A dual-peptides and specific promoter-modified nano gene delivery system for myocardial hypertrophy treatment

Cardiac hypertrophy represents the heart's adaptive response to physiological or pathological stimuli, functioning to alleviate ventricular wall stress and preserve cardiac function and efficiency. However, pathological hypertrophy usually progresses to heart failure. Gene therapy, in contrast to conventional chemotherapeutic drugs, has the ability to impact cardiac hypertrophy directly, while the lack of adequate vectors limits its application. Gemini surfactants (GS) have been proven to be effective for transfection in vivo in earlier research. To diminish the natural liver targeting of GS nanoparticles, a dual-targeted myocardial biomimetic GS nanocomplex gene delivery system with functional peptides TAT and PCM modified and synergized with cardiac-specific promoter chicken cardiac troponin T promoter (cTnT) is designed in this study. Bioluminescence imaging reveals the utility of targeting hypertrophy myocardium, resulting in low localization in the liver upon systemic administration. Biochemical indicators, echocardiography, gross morphology and histology all indicate that GS-nanocomplexes attenuate ISO-induced cardiac hypertrophy. RNA sequencing results reflect different uptake pathways for different GS nanocomplexes, and the investigation of cellular uptake under various endocytosis inhibitors demonstrate that clathrin-mediated endocytosis (CME) serves as the primary endocytic pathway for GS-pDNA uptake and caveolin-mediated endocytosis (CVME) serves as the primary endocytic pathway for GS-pDNA-TP-RBCM uptake.

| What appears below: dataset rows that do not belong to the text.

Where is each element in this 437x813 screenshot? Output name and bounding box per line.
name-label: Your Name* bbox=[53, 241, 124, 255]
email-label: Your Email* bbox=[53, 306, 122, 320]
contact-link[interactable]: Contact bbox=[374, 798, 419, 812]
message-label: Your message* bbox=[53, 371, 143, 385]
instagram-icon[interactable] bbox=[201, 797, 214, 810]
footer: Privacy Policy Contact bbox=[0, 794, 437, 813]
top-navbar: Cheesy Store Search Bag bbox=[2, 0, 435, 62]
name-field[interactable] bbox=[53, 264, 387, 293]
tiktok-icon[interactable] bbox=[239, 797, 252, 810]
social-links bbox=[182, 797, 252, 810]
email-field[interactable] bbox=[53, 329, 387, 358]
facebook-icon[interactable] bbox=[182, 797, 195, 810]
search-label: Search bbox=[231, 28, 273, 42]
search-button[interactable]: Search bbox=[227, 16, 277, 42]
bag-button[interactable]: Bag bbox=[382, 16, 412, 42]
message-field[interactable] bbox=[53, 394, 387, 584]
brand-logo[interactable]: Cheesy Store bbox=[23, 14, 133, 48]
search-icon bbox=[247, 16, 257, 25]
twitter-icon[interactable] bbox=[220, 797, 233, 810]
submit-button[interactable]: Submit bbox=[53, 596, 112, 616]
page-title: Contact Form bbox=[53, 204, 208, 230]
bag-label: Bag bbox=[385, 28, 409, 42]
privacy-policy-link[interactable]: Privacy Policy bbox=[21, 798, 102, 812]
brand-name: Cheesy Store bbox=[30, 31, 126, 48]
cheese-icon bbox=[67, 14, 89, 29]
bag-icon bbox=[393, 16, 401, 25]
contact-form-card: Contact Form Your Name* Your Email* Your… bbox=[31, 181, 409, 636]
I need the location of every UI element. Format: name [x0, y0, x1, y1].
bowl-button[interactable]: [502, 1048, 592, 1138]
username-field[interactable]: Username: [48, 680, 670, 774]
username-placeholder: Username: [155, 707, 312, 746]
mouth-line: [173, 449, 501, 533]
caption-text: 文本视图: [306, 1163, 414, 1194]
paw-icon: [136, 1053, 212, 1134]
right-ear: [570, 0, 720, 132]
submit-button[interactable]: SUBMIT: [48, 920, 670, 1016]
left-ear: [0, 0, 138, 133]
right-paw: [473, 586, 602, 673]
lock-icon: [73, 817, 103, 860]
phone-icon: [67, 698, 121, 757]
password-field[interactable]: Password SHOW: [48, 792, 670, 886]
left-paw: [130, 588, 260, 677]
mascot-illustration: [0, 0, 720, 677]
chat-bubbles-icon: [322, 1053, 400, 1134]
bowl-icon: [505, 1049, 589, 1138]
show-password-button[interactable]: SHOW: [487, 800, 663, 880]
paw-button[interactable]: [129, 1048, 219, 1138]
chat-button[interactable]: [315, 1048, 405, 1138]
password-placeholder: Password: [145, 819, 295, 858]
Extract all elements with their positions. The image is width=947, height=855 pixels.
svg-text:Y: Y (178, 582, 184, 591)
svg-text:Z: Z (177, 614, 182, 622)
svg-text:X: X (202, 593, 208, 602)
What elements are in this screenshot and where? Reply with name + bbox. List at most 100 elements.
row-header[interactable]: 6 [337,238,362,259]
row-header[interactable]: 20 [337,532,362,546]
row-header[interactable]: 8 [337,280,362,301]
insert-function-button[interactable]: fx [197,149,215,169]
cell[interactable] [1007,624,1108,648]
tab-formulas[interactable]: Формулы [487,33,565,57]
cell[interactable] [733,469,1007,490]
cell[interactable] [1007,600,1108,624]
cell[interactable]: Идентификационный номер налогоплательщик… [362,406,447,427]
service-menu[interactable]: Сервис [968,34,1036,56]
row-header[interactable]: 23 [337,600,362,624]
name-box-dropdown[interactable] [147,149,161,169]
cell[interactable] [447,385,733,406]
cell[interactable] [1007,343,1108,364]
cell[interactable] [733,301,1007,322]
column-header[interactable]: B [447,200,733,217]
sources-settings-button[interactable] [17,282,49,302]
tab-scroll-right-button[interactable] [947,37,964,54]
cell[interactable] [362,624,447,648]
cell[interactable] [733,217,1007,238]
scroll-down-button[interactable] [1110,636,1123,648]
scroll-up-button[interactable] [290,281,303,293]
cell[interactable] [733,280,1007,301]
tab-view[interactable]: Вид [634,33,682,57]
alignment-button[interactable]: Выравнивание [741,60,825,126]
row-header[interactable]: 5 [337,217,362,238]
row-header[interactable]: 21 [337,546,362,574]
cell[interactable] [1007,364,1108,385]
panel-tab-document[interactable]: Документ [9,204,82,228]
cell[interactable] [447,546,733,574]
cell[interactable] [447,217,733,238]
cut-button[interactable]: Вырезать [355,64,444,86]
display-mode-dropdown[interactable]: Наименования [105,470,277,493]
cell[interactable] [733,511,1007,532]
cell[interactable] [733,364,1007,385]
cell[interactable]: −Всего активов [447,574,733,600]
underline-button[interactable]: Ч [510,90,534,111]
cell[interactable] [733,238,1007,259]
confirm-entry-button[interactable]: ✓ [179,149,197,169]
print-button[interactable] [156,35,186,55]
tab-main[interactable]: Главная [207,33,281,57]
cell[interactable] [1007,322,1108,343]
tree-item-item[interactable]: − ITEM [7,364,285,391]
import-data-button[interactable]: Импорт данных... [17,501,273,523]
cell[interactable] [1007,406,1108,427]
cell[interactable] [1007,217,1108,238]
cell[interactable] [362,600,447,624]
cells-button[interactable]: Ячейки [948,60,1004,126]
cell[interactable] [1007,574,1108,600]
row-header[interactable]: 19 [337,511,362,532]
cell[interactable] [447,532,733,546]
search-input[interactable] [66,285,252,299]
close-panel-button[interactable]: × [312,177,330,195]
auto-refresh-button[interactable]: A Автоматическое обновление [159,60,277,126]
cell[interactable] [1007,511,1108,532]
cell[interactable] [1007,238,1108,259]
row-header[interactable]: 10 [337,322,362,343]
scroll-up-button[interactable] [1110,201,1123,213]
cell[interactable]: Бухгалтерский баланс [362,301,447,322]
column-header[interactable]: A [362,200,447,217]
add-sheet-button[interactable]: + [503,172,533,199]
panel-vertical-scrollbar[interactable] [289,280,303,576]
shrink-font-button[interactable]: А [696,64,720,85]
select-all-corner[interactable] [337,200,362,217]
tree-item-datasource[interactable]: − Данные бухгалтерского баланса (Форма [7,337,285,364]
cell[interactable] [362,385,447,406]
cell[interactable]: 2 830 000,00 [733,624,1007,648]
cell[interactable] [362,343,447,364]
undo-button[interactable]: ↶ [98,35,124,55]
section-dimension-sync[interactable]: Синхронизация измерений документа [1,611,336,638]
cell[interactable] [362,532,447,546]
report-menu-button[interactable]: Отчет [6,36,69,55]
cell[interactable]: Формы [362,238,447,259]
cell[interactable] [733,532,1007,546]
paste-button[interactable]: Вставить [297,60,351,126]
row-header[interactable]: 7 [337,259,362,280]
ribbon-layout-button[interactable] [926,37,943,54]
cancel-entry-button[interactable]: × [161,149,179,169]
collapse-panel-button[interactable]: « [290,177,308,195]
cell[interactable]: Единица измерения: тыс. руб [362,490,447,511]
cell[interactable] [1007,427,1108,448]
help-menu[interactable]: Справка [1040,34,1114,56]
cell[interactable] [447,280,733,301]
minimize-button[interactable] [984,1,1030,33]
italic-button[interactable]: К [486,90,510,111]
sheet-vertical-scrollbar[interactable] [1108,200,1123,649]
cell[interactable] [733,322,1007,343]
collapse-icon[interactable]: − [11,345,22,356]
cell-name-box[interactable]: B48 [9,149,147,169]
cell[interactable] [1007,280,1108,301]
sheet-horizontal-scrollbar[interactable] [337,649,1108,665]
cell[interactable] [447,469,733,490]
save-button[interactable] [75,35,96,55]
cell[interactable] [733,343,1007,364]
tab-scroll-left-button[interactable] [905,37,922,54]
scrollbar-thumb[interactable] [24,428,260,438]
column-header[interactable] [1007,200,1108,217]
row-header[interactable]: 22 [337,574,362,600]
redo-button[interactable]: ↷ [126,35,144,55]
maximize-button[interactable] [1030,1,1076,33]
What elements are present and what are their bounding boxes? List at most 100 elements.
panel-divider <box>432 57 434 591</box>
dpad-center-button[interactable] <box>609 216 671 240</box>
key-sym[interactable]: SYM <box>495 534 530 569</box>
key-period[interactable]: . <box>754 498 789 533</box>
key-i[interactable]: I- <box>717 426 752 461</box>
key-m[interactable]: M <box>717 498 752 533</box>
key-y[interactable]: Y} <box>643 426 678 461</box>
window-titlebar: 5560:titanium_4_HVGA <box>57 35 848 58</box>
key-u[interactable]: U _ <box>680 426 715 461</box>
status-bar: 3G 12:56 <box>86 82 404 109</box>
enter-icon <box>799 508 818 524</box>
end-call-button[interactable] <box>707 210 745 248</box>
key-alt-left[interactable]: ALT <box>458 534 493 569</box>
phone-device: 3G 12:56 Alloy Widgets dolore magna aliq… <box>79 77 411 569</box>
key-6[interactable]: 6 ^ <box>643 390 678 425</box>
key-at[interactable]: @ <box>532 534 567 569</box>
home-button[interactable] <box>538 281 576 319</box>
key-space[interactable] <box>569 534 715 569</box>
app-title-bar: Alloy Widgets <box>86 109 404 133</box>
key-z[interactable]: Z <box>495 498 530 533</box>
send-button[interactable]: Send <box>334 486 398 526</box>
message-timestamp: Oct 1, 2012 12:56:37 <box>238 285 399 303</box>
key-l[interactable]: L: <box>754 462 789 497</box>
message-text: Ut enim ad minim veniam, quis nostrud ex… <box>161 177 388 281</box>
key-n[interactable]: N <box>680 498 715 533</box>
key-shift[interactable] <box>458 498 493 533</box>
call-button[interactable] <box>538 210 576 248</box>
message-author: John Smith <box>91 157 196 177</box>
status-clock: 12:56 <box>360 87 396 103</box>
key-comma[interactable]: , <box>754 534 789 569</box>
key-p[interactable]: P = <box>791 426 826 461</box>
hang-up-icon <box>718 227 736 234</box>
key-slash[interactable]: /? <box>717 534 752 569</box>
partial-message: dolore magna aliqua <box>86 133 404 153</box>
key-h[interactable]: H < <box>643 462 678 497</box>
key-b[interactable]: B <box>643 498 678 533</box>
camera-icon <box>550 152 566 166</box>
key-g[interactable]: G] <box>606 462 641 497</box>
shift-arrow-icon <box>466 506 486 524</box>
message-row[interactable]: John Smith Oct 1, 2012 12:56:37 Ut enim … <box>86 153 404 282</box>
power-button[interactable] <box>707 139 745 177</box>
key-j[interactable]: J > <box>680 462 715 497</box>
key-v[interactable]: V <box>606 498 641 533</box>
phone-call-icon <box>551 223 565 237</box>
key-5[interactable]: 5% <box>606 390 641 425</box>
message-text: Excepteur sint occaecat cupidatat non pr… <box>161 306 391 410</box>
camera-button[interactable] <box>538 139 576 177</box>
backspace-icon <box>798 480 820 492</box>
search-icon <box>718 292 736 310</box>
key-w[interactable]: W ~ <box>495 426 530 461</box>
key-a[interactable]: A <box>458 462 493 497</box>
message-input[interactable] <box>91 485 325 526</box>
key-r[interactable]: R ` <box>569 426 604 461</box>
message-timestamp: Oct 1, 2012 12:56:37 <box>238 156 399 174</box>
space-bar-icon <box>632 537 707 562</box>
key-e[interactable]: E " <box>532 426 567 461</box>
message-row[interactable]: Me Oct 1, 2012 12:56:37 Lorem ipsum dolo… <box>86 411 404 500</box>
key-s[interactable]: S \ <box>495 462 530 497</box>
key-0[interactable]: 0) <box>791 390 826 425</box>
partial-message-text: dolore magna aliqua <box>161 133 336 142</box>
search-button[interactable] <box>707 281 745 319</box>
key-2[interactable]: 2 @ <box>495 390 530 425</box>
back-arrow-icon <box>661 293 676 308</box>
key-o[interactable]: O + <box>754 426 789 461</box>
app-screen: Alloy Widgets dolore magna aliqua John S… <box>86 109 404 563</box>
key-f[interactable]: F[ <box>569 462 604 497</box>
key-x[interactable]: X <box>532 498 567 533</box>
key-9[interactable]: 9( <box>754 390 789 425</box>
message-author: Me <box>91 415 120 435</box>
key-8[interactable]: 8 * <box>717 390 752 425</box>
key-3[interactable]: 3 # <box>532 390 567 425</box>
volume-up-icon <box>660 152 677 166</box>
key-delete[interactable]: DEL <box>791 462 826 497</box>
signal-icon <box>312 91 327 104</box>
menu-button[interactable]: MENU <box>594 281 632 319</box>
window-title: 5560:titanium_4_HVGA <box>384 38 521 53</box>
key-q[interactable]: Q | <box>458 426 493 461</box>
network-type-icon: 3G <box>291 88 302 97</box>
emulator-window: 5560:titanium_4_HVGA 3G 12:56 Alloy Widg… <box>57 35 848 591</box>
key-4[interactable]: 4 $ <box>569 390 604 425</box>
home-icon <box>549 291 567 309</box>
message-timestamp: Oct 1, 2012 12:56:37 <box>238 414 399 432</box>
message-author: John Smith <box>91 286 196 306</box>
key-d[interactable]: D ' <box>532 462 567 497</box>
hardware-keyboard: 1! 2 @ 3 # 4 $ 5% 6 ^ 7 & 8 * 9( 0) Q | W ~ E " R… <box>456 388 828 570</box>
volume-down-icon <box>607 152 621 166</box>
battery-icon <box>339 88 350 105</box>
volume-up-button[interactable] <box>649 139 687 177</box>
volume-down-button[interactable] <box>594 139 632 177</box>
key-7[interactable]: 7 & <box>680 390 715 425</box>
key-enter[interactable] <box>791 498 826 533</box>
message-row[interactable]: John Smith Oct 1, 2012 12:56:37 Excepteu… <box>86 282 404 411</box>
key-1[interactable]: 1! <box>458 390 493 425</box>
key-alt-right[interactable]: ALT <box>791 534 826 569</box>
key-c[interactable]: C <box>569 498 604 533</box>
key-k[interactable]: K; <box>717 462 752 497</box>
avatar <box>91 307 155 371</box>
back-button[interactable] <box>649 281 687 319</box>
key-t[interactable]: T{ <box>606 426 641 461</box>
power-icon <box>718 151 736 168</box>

The endocytic pathway for nanocomplexes is confirmed by CAV-1 silencing. In summary, this research presents a dual myocardium-targeted biomimetic GS nanocomplex for gene delivery for cardiomyocytes. The in vivo and in vitro targeting ability, good biocompatibility and helpful therapeutic efficacy for cardiac hypertrophy are verified, and the uptake mechanism and intracellular transport pathway of GS nanocomplex are revealed. This innovative approach provides a promising therapeutic strategy for the treatment of cardiac hypertrophy.